Souto (2017) destaca que foram alterados 201 aspectos do arcabouço legal, que decompuseram elementos centrais da relação de trabalho e das instituições responsáveis pela normatização e execução das relações de emprego.

A análise mais apurada da matéria nos revela as implicações da reforma no âmbito das relações de trabalho no Brasil, assim como a crescente tendência da flexibilização de direitos e a diminuição do espectro de proteção dos direitos sociais, segundo preleciona Lacaz (2019).

Realizada uma revisão bibliográfica sobre o tema proposto, nas principais revistas acadêmicas e científicas disponíveis on-line e impresso, comparando as diferentes posições doutrinárias, destacando os elementos centrais encontrados nos mananciais de consulta. De tal modo que se desenvolveu a correlata pesquisa acerca da Reforma Trabalhista, cujo objeto principal foi a análise dos direitos suprimidos que atingiram negativamente a saúde do trabalhador.

Contexto Histórico

Os resultados aqui são a demonstração histórica que ocorreram avanços nas sociedades urbano-industriais capitalistas que procederam em direitos sociais marcantes, preleciona Franco (2017), durante a Era de Ouro nos EUA, entre 1940 e 1970, e durante o Estado de Bem-Estar Social nos países europeus, entre 1950 e 1970 (HOBSBAWN, 1995).

No Brasil sua principal contribuição sobreveio da Era Vargas, com a Consolidação das Leis do Trabalho, seus desenvolvimentos posteriores e a Constituição de 1988. Com o passar dos anos, ocorreram inserções sociais de segmentos de trabalhadores em todos estes países, em maior ou menor grau, bem como transformações nos modos das relações capital/trabalho.
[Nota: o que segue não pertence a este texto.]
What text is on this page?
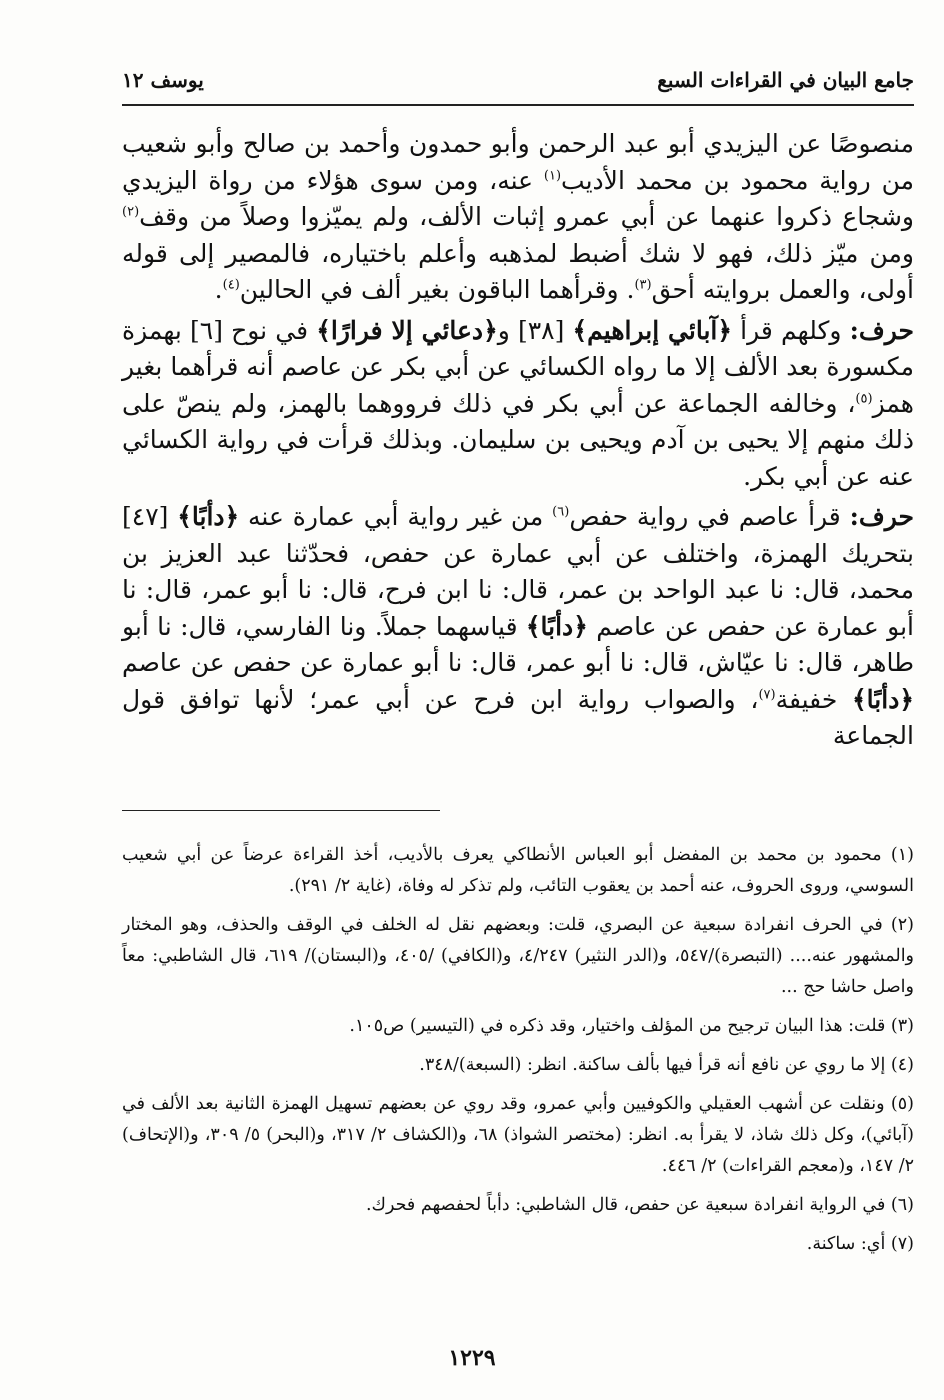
جامع البيان في القراءات السبع
يوسف ١٢

منصوصًا عن اليزيدي أبو عبد الرحمن وأبو حمدون وأحمد بن صالح وأبو شعيب من رواية محمود بن محمد الأديب$^{(١)}$ عنه، ومن سوى هؤلاء من رواة اليزيدي وشجاع ذكروا عنهما عن أبي عمرو إثبات الألف، ولم يميّزوا وصلاً من وقف$^{(٢)}$ ومن ميّز ذلك، فهو لا شك أضبط لمذهبه وأعلم باختياره، فالمصير إلى قوله أولى، والعمل بروايته أحق$^{(٣)}$. وقرأهما الباقون بغير ألف في الحالين$^{(٤)}$.

حرف: وكلهم قرأ ﴿آبائي إبراهيم﴾ [٣٨] و﴿دعائي إلا فرارًا﴾ في نوح [٦] بهمزة مكسورة بعد الألف إلا ما رواه الكسائي عن أبي بكر عن عاصم أنه قرأهما بغير همز$^{(٥)}$، وخالفه الجماعة عن أبي بكر في ذلك فرووهما بالهمز، ولم ينصّ على ذلك منهم إلا يحيى بن آدم ويحيى بن سليمان. وبذلك قرأت في رواية الكسائي عنه عن أبي بكر.

حرف: قرأ عاصم في رواية حفص$^{(٦)}$ من غير رواية أبي عمارة عنه ﴿دأبًا﴾ [٤٧] بتحريك الهمزة، واختلف عن أبي عمارة عن حفص، فحدّثنا عبد العزيز بن محمد، قال: نا عبد الواحد بن عمر، قال: نا ابن فرح، قال: نا أبو عمر، قال: نا أبو عمارة عن حفص عن عاصم ﴿دأبًا﴾ قياسهما جملاً. ونا الفارسي، قال: نا أبو طاهر، قال: نا عيّاش، قال: نا أبو عمر، قال: نا أبو عمارة عن حفص عن عاصم ﴿دأبًا﴾ خفيفة$^{(٧)}$، والصواب رواية ابن فرح عن أبي عمر؛ لأنها توافق قول الجماعة

(١) محمود بن محمد بن المفضل أبو العباس الأنطاكي يعرف بالأديب، أخذ القراءة عرضاً عن أبي شعيب السوسي، وروى الحروف، عنه أحمد بن يعقوب التائب، ولم تذكر له وفاة، (غاية ٢/ ٢٩١).

(٢) في الحرف انفرادة سبعية عن البصري، قلت: وبعضهم نقل له الخلف في الوقف والحذف، وهو المختار والمشهور عنه.... (التبصرة)/٥٤٧، و(الدر النثير) ٤/٢٤٧، و(الكافي) /٤٠٥، و(البستان)/ ٦١٩، قال الشاطبي: معاً واصل حاشا حج ...

(٣) قلت: هذا البيان ترجيح من المؤلف واختيار، وقد ذكره في (التيسير) ص١٠٥.

(٤) إلا ما روي عن نافع أنه قرأ فيها بألف ساكنة. انظر: (السبعة)/٣٤٨.

(٥) ونقلت عن أشهب العقيلي والكوفيين وأبي عمرو، وقد روي عن بعضهم تسهيل الهمزة الثانية بعد الألف في (آبائي)، وكل ذلك شاذ، لا يقرأ به. انظر: (مختصر الشواذ) ٦٨، و(الكشاف ٢/ ٣١٧، و(البحر) ٥/ ٣٠٩، و(الإتحاف) ٢/ ١٤٧، و(معجم القراءات) ٢/ ٤٤٦.

(٦) في الرواية انفرادة سبعية عن حفص، قال الشاطبي: دأباً لحفصهم فحرك.

(٧) أي: ساكنة.

١٢٢٩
Porém, ao analisar o momento presente, constatamos retrocessos sociais enormes em relação às três décadas que se antecederam, resultando na crescente precarização do trabalho, conforme preconiza Franco (2017).

As relativizações da Reforma Trabalhista, e as leis e decretos que a sucederam, trouxeram a diminuição de proteção ao trabalhador (desproteção do trabalhador), com consequências para a saúde e a medicina do trabalho. Assim, segundo o Dieese – Departamento Intersindical de Estatística e Estudos Socioeconômicos (2018), os trabalhadores autônomos que assumiram esta forma de trabalho, depois da crise, tiveram que enfrentar trabalhos menos protegidos, em postos menos qualificados, e com remunerações 33% abaixo da recebida por aqueles que estavam há mais tempo nessa posição na ocupação. Isso reflete diretamente na saúde do trabalhador, deixando as pessoas mais ansiosas, com maiores dificuldades, agravando problemas de saúde, decorrentes da intensificação do tempo de trabalho e do esgotamento psicofísico.

Silva (2019) preleciona que, o inciso XVII do art. 611-B da CLT, trouxe alterações que prejudicam a saúde do trabalhador, assinalando a ilicitude da supressão ou redução de direitos contidos nas “normas de saúde, higiene e segurança do trabalho previstas em lei ou em normas regulamentadoras do Ministério do Trabalho” BRASIL (2017). Ainda nesse sentido, salienta o doutrinador que no parágrafo único do referido artigo, ocorreu outra modificação inconstitucional, qual seja: “Regras sobre duração do trabalho e intervalos não são consideradas como normas de saúde, higiene e segurança do trabalho para os fins do disposto neste artigo”. (BRASIL, 2017).

Esta modificação, destaca Dallari (2004), fere o direito à saúde como um direito fundamental da pessoa humana e, no mesmo sentido, Berlinguer (1983) acrescenta a importância de a pessoa estar sujeita às condições adequadas de trabalho, nas quais se inserem a gestão do tempo de trabalho (horários, ritmos e turnos) como fatores que refletem diretamente na saúde do trabalhador.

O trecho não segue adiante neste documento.